Representative bright-field microscopy images depicting the metabolic activity of MCF7 cultures before (control) and at indicated times after 8-Gy irradiation. Metabolic activity was measured by the ability of the cells to convert the yellow MTT to its purple formazan metabolite, appearing as dark granules and crystals. Upper row: images were acquired after incubation of cells with MTT for ~1 h. Middle row: following incubation with MTT, cells were fixed in methanol for 0.5 min to dissolve the MTT metabolite. The resulting purple medium was removed before acquiring images of cells. Lower row: MTT treated and methanol fixed cells were mildly stained with trypan blue (TB) to visualize their morphology. All images were acquired at the same magnification. The border of some cells is marked for clarity.

Figure 5

(A) Representative images of A172 cells used for image analysis. The images of MTT metabolites were acquired as described in Figure 4 legend (upper row). The images were then converted to grayscale and inverted. Blue and red ovals mark some regions of interest (reflecting MTT metabolites) and corresponding background regions used for image analysis, respectively. (B) Densitometric evaluation of MTT metabolic activity for the indicated cultures, expressed as signal intensity for regions of interest (cells) after corresponding background corrections. Mean values for at least 30 cells are presented for each sample. Bars, SE. ROI, region of interest; BG, background.

Figure 6

Radiosensitivity of the indicated cell lines evaluated by the 96-well plate XTT (solid squares) and CellTiter-Blue (open squares) assays.

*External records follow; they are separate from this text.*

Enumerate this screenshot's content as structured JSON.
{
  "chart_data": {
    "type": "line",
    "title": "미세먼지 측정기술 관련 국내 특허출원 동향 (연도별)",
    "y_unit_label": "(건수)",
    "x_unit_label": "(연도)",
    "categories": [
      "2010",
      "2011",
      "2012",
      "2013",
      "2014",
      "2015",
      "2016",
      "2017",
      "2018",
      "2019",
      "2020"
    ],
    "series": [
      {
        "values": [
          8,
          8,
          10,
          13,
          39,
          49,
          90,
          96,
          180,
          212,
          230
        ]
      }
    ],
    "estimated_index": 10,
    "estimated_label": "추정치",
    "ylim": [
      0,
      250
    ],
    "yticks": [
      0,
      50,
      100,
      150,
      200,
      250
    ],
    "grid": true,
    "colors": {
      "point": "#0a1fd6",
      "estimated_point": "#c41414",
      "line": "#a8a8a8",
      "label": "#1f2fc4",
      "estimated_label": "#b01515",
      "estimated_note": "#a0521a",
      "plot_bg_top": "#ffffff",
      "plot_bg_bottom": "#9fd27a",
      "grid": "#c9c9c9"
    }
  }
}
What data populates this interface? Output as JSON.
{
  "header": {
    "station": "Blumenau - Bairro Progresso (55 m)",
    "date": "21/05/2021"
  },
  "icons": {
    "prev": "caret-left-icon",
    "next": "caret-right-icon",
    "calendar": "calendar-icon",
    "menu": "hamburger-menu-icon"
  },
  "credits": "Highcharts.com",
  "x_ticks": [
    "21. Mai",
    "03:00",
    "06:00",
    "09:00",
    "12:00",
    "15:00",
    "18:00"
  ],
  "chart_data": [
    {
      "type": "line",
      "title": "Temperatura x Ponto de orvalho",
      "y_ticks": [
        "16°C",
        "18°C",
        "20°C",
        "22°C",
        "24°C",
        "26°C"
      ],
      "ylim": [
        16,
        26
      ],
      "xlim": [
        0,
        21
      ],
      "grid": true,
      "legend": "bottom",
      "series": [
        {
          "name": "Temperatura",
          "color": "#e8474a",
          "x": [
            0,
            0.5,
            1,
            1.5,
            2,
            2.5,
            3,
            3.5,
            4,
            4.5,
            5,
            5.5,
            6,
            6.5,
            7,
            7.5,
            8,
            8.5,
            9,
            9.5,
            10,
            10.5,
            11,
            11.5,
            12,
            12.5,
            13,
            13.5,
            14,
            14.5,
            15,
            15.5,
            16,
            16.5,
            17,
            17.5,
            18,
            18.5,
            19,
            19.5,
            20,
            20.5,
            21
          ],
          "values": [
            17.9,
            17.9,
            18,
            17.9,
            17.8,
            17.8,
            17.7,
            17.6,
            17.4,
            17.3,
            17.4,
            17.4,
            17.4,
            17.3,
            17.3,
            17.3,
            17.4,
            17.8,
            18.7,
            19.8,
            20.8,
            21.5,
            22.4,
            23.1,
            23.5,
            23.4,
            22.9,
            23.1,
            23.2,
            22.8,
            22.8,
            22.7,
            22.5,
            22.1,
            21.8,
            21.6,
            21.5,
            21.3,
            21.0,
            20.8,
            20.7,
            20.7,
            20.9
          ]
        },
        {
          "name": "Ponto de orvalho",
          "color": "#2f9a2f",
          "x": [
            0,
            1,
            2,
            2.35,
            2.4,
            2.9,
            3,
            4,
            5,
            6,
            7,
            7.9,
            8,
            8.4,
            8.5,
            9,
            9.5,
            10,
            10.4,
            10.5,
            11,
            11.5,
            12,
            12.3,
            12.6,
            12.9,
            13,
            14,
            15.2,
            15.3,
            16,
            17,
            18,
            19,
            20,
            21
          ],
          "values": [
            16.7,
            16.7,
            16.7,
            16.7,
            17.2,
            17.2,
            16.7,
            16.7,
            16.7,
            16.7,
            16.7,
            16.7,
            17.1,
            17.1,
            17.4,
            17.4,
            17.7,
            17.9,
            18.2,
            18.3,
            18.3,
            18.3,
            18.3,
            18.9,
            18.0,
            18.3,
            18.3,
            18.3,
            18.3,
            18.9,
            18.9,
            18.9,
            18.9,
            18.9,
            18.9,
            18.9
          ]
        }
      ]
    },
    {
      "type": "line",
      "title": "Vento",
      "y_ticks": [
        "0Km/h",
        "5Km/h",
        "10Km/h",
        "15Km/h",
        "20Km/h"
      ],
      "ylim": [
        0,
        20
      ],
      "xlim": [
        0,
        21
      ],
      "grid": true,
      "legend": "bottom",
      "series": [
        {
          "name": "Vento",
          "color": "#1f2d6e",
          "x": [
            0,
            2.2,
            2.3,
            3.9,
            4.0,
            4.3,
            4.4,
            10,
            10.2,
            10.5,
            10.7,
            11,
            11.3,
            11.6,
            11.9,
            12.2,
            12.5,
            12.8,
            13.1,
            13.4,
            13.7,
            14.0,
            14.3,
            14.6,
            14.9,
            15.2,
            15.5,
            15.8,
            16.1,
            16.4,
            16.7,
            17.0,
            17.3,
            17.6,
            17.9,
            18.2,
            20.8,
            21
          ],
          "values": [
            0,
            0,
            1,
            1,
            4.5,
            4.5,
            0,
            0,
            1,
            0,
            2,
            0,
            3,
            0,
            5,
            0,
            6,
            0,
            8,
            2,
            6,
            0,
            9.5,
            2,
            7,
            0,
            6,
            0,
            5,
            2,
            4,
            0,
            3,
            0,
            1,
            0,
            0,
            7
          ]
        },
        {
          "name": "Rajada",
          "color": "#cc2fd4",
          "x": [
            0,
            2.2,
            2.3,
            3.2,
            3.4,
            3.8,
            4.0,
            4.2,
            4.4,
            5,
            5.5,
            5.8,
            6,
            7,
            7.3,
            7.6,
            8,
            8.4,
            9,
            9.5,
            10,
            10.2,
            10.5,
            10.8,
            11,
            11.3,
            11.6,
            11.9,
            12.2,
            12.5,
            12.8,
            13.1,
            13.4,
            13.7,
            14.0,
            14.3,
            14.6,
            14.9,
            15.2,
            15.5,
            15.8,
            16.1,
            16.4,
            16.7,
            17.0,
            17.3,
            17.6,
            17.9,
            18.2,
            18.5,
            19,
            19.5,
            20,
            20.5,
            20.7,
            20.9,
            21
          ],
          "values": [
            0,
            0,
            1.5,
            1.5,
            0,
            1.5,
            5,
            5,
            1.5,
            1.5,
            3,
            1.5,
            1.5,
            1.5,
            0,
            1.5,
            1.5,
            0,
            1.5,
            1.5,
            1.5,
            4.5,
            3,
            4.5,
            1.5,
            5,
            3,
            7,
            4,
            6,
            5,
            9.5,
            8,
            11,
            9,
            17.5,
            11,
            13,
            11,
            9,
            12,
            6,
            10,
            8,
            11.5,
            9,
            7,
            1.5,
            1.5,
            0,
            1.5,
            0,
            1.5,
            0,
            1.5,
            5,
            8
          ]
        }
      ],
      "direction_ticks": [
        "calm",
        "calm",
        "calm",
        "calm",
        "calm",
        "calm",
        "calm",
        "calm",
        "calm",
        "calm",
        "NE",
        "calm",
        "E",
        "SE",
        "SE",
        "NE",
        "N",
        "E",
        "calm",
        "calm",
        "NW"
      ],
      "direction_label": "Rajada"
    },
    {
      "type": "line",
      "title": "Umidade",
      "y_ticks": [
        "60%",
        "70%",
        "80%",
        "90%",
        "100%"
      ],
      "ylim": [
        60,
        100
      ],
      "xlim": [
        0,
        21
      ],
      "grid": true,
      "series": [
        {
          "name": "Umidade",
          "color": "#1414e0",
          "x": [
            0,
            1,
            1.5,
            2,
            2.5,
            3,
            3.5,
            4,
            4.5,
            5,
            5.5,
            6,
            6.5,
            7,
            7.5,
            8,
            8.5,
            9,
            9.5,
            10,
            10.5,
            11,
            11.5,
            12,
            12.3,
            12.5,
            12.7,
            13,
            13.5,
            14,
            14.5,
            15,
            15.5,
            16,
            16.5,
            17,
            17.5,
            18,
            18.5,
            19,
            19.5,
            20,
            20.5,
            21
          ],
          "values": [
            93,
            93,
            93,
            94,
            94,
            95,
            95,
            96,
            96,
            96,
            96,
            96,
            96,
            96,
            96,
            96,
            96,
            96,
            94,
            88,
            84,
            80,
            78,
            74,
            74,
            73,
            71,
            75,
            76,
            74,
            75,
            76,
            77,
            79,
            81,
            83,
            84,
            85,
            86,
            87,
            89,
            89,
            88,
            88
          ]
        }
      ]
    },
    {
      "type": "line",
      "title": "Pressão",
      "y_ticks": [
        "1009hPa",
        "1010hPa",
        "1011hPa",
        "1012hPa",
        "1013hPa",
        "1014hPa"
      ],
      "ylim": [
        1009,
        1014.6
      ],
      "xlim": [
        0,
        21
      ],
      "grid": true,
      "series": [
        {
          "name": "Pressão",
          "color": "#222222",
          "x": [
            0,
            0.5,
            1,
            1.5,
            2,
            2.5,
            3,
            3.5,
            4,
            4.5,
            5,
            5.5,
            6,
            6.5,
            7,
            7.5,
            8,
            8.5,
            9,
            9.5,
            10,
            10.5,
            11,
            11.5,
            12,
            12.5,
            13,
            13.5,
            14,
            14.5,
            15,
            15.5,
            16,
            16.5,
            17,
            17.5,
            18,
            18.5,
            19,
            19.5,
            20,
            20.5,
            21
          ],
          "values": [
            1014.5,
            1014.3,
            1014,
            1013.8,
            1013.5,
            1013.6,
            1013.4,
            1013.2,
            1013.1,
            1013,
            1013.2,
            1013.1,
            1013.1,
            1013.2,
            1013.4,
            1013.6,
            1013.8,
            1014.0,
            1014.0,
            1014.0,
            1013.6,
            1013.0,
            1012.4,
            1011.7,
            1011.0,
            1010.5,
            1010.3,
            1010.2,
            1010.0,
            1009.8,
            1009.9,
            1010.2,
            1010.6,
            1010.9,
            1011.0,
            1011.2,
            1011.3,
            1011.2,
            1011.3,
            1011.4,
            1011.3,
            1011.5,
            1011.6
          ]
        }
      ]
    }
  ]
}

Bars, SE. The ID₅₀ values for colorimetric (this Figure), growth inhibition and colony formation (Figure 1) assays are shown. CTB, CellTiter-Blue; CFA, colony forming ability; ID₅₀, inhibiting dose 50%.

Figure 7

(A) Representative flow cytometry profiles of SKNSH cells stained with Annexin V (FITC) before and 3 days after irradiation. (B) The percentages of Annexin V-positive cells in the indicated cell lines before and 3 days after irradiation. Bars, SE.

Figure 8

(A) Representative flow cytometry profiles of HCT116 cells assessed for Annexin V positivity after incubation in the absence (control) or presence of leptomycin B (2 μM) for 3 days. (B) The percentages of Annexin V-positive cells in HCT116 cultures incubated in the absence or presence of leptomycin B (2 μM) or cisplatin (60 μM) for 3 days. Bars, SE.